I guess it’s fitting that the biggest horror comes in the final episode. It’s not even part of the plot, not really. It’s a reminder of what was at stake then, what the world lost.
It’s impossible to calculate the war dead, but the best estimates put the number somewhere between 70 and 80 million, 3% of the world’s population. As impossible as it is to calculate, it feels equally impossible to comprehend. How do you understand a loss of that magnitude? How can you really know what it means?
You can start smaller, I guess. Start on an idle Monday in August 1945. That morning, a plane called the Enola Gay will drop a bomb called Little Boy, a 141-lb payload of enriched uranium, over Hiroshima, Japan. It will detonate over the Shima Surgical Clinic. Everyone in the hospital will die. In total, at least 90,000 in Hiroshima won’t make it. But that’s still an unwieldy number, so let’s go even smaller.
Sleeping in the boardinghouse, Yamato dreams of a boy he knew as a child. But like Yamato, the boy is a man now. He grew up and raised a family. He raised them in Hiroshima.
We know the horror before Yamato does, because we’re looking at history from the other side. But history still has some secrets. Because as Yamato understands that his old friend is now in the afterlife, the friend steps aside to reveal that his whole family is with him.
It is a gut-punch moment, maybe the best the show has pulled off all season. And the scene after that, when Yamato is awakened by the celebrations outside–because the US bombed Japan–is also done well. And then we have to back to the regular show.
I mean, look. This show obviously means a lot to the people who made it, so I feel guilty being harsh. But I could only tolerate the muddled storytelling and illogical leaps for so long. So buckle your seatbelts–we’re gonna rush through it.

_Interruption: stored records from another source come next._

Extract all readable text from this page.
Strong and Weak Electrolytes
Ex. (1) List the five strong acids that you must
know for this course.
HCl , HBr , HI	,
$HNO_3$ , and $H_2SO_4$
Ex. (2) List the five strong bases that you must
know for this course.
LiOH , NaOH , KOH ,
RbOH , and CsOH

As we last left Luz, she was Yuko-possessed and walking away with the baby. A family in a car stops to see if she’s okay. You: Why does she possess the little girl? Why doesn’t she just stay in Lu–
Doesn’t matter; don’t worry about it. Chester and crew take Luz’s Abuela home and get the truck. Luz’s family warns Chester against being out and about so close to Los Alamos, headquarters of the Manhattan Project [nuclear development]. Chester asks “Did something happen tonight? In the war?” I groan audibly. Salome, don’t worry about it. Okay, let’s go!

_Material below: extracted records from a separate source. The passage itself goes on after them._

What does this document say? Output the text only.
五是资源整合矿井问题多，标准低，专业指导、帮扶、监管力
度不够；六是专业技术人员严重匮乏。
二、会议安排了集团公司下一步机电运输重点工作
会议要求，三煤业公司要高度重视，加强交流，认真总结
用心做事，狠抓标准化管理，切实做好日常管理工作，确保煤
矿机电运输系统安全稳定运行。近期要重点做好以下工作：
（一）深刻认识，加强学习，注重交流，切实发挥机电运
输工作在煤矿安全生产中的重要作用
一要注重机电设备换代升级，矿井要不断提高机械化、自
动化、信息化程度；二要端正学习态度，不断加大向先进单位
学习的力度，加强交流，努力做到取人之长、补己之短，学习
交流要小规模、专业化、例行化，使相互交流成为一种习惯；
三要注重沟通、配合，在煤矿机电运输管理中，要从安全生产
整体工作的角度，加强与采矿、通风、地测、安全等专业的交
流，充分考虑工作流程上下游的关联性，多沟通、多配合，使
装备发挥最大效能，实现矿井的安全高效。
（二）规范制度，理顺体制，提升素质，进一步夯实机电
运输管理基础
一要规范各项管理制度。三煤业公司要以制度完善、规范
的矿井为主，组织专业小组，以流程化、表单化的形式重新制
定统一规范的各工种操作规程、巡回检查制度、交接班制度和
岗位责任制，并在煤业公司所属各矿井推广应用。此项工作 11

Anyway, they find Yuz’s nest, there’s a struggle, Henry dies. Rest in peace, Henry. You deserved better than all of this.
Using a photo of Yuko, they send her back to her “perfect world” with her babies. Yay, so that’s over. Let’s go back to Amy and Yamato for a second.

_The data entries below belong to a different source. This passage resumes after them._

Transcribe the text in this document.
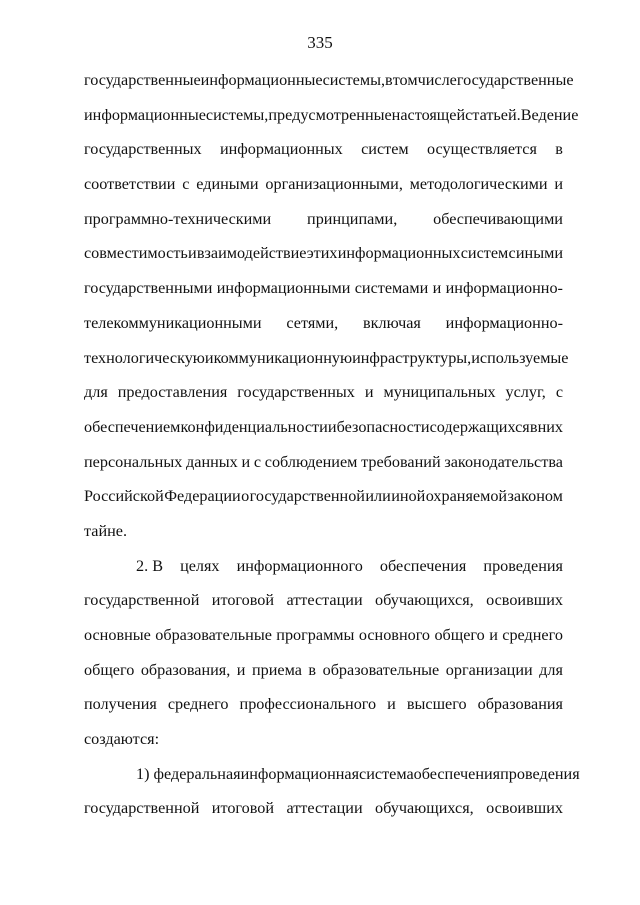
335
государственные информационные системы, в том числе государственные
информационные системы, предусмотренные настоящей статьей. Ведение
государственных информационных систем осуществляется в
соответствии с едиными организационными, методологическими и
программно-техническими принципами, обеспечивающими
совместимость и взаимодействие этих информационных систем с иными
государственными информационными системами и информационно-
телекоммуникационными сетями, включая информационно-
технологическую и коммуникационную инфраструктуры, используемые
для предоставления государственных и муниципальных услуг, с
обеспечением конфиденциальности и безопасности содержащихся в них
персональных данных и с соблюдением требований законодательства
Российской Федерации о государственной или иной охраняемой законом
тайне.
2. В целях информационного обеспечения проведения
государственной итоговой аттестации обучающихся, освоивших
основные образовательные программы основного общего и среднего
общего образования, и приема в образовательные организации для
получения среднего профессионального и высшего образования
создаются:
1) федеральная информационная система обеспечения проведения
государственной итоговой аттестации обучающихся, освоивших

I love the reveal that every (Japanese-American) person at the camp knows that she killed Bowen. It’s funny, but not that she’s been carrying around this burden and Yamato is just like, “You did what you had to do.”
Now let’s flash forward to the future. Amy is a beatnik in a beret and I love it. Luz and Chester have two more babies–twin girls from the looks of it. They’re gathered together for Obon, when you remember your ancestors. It’s hard to comprehend death on a massive scale, but you can do it when it’s small–when it’s the people you knew. And you have to. You have to remember. You wouldn’t be here without them. And they wanted everything for you.
8/10 – I will be generous and bump up the grade a bit, because I did quite enjoy the Amy and Yamato scenes in this finale. And the ending, in which they remembered the internees, was very moving. It just all came after a frustrating season. This time period in history was full of terror. There are many ways to tell scary stories set at that time; I just don’t think they hit the mark with this one.
Once again, they did not make promo images available for this episode. I cobbled them together the best I could with construction paper and Elmer’s glue.